Cinque giorni di attività, esercitazioni e vita comunitaria per imparare sicurezza, prevenzione e tutela del territorio

Cupramontana – La locale Croce Verde Odv e il gruppo comunale di Protezione Civile partecipano alla quindicesima edizione del progetto nazionale Anch’io sono la Protezione Civile, con un campo scuola riservato ai ragazzi dai 10 ai 16 anni, in programma dal 3 al 7 settembre presso l’Abbazia del Beato Angelo.

Il progetto mira a sensibilizzare i giovani sui temi dei rischi e della sicurezza, mettendo in luce l’importanza della prevenzione.

In un percorso formativo di 5 giorni (con pernottamento in tenda), tra attività didattiche, esercitazioni pratiche e momenti ludico-ricreativi, i giovani partecipanti avranno l’opportunità di conoscere da vicino il Sistema di protezione civile, i rischi presenti sul proprio territorio e imparare i comportamenti corretti da adottare in caso di emergenza per tutelare se stessi, l’ambiente, il territorio e la propria comunità.

Il progetto è realizzato grazie al finanziamento del Dipartimento di Protezione Civile, al supporto del Comune di Cupramontana e al contributo della Fondazione Cassa di Risparmio Fabriano e Cupramontana. Forti del successo delle precedenti edizioni, le iscrizioni, avviate il 7 luglio scorso, hanno visto il tutto esaurito nel giro di un paio di ore.

Parteciperanno al campo ragazze e ragazzi residenti nel Comune di Cupramontana di età compresa tra i 10 e i 16 anni. Oltre a loro, come per la passata edizione, ci sarà la presenza di alcuni tutor – ragazzi vicini dal punto di vista anagrafico ma con più esperienza -, che saranno sicuramente in grado di stabilire una relazione aperta ed empatica con i loro compagni di squadra a cui verranno affiancati, oltre ad aiutare i volontari nella progettazione e attuazione delle varie attività: questi ragazzi più grandi hanno partecipato anche alla precedente edizione del campo scuola.

Questa esperienza offrirà loro la possibilità di svolgere un esercizio attivo di cittadinanza e di volontariato dedicato, che si concretizza in un impegno nei confronti degli altri.

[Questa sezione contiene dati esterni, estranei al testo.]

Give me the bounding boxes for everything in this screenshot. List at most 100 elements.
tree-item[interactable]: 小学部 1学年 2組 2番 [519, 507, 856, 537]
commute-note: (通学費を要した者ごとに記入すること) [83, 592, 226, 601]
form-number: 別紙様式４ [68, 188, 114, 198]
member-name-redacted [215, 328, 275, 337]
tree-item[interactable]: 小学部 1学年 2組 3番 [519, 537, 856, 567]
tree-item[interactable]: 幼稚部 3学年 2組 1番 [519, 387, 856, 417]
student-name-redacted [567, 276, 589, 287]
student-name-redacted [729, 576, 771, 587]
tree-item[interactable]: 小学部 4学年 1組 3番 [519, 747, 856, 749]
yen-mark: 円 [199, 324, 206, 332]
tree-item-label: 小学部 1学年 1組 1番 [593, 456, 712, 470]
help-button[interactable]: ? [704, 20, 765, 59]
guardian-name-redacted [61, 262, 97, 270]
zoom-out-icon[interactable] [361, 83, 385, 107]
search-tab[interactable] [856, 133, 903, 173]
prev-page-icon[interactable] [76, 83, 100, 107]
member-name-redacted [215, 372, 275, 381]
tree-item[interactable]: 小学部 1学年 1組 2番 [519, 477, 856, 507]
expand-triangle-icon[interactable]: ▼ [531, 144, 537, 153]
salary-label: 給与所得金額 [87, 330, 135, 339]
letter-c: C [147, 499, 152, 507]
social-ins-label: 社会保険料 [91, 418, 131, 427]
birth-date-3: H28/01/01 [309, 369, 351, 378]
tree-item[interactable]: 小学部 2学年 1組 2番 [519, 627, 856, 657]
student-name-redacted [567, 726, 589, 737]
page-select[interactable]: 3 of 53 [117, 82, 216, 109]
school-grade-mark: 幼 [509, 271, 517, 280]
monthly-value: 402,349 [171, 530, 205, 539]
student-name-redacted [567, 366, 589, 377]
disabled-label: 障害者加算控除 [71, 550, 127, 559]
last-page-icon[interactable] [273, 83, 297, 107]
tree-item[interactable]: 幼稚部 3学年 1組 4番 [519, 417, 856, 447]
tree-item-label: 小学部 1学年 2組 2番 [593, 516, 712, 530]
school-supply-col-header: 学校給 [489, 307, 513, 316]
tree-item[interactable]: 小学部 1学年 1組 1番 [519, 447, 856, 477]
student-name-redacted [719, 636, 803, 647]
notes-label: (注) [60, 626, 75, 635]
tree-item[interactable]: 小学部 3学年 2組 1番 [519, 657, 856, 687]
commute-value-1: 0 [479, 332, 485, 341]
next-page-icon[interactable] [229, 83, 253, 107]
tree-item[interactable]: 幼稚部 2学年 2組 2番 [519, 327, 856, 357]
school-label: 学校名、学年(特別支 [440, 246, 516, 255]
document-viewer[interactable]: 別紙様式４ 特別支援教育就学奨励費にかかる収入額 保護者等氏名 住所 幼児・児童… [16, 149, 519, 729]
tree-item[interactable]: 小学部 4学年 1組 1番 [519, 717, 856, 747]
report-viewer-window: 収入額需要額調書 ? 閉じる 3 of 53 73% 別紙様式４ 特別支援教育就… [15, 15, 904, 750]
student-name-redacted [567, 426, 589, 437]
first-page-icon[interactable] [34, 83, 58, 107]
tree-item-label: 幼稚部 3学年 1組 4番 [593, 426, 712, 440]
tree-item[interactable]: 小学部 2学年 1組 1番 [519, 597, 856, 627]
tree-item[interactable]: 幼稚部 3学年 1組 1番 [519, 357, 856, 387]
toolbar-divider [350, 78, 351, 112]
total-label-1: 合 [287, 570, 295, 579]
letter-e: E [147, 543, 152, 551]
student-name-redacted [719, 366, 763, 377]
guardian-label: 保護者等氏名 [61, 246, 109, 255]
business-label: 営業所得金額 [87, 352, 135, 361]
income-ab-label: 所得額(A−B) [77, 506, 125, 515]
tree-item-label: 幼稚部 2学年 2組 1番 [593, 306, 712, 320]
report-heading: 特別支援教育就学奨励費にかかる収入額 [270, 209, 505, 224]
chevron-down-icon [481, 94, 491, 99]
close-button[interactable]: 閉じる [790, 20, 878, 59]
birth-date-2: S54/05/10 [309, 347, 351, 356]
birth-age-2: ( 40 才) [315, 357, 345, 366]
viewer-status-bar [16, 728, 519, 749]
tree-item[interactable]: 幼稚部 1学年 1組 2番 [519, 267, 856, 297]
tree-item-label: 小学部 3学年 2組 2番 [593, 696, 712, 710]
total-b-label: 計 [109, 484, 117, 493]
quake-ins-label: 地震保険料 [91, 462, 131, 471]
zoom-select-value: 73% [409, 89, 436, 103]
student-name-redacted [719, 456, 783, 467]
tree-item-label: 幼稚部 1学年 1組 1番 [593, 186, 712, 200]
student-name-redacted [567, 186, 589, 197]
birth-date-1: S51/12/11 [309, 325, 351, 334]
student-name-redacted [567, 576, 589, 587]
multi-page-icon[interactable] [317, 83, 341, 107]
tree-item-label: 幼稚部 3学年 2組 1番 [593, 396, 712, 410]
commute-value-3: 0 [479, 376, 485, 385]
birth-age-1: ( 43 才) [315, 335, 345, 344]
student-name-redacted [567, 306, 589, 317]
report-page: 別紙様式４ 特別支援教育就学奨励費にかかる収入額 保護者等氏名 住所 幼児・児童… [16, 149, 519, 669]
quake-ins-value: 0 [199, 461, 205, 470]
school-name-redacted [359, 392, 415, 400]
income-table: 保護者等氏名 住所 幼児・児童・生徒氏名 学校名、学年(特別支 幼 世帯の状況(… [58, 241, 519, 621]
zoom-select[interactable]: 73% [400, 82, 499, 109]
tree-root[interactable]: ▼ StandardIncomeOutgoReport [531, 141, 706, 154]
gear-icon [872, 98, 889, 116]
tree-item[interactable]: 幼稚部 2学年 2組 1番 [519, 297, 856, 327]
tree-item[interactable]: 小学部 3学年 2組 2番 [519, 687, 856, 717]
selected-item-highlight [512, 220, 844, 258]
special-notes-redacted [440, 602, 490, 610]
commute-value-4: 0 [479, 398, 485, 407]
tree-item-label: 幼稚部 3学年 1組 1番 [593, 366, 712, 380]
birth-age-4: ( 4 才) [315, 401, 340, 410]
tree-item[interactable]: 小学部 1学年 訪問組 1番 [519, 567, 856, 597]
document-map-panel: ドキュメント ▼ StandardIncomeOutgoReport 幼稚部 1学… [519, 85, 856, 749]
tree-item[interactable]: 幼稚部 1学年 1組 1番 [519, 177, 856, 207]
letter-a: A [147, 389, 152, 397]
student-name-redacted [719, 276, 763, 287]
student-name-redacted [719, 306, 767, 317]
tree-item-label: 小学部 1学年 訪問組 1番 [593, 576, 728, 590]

I ragazzi vivranno una importante esperienza di comunità, ma anche di senso civico. Un’esperienza unica nel suo genere.

L’auspicio è che possa germogliare nei giovani partecipanti una sana cultura dei rischi, il senso di responsabilità e di cittadinanza attiva, ossia la consapevolezza che ognuno può avere un ruolo attivo, a partire dai piccoli gesti di ogni giorno, per la tutela dell’ambiente, del territorio e della collettività.